Pooling is going to need to work a little bit differently. If step concurrency is > 1, it should still be possible to add steps to clusters in the RUNNING state, but we should check that the cluster isn't already full of running steps. We also shouldn't join a cluster with a higher step concurrency than we requested.

Multi-step jobs are going to need to submit every step after the first one at a time so that they don't attempt to run simultaneously. For this ticket, we don't need to consider the possibility of running one step on one cluster and another step on another.

coyotemarin commented 4 years ago

Going to call the option max_concurrent_steps.

coyotemarin commented 4 years ago

The dataproc and Hadoop runners already submit steps one at a time, so this shouldn't be too difficult to build.

coyotemarin commented 4 years ago

Locking needs to work a little differently for clusters that allow multiple concurrent steps.

When a cluster only runs a single step at a time, we don't need to look at which steps are running, just at the cluster's state. We hold the lock for a long time (up to a minute), because it can take time for the cluster's state to flip from WAITING to RUNNING.

When a cluster allows multiple concurrent steps, we can potentially join even if the cluster is in the RUNNING state, as long as the cluster hasn't reached its limit for concurrent steps. So before joining, we have to check the number of active steps (in the PENDING or RUNNING states). Once we've submitted a step, we should immediately release the lock, because we don't have to wait for the cluster's state to flip.

coyotemarin commented 4 years ago

Similarly, if a cluster only runs one step at a time, we can submit all our steps at once and just watch them run. Otherwise, when running a multi-step job, we have to submit each successive step after the previous one finishes.

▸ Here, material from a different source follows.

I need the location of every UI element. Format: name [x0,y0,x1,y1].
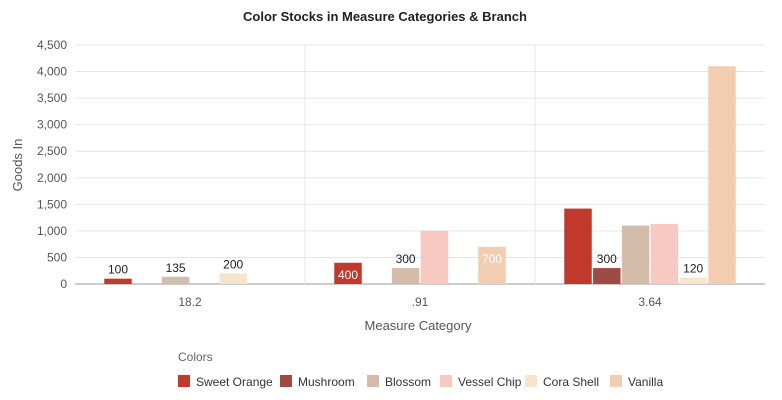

Also, a step's action-on-failure can't be CANCEL_AND_WAIT on a cluster that runs concurrent steps; we have to use CONTINUE instead.

coyotemarin commented 4 years ago

In theory, any cluster with AMI 5.28.0 or later can be modified to go from running one step at a time to multiple steps concurrently by calling ModifyCluster. I wonder if this is true if there are already steps with CANCEL_AND_WAIT with their action-on-failure though.

coyotemarin commented 4 years ago

Looks like it really is possible to "train wreck" a multi-step job by submitting both steps to a cluster with concurrency level 1, and then changing the concurrency level to 2. So really, multi-step jobs should submit one step at a time to any AMI that supports concurrency.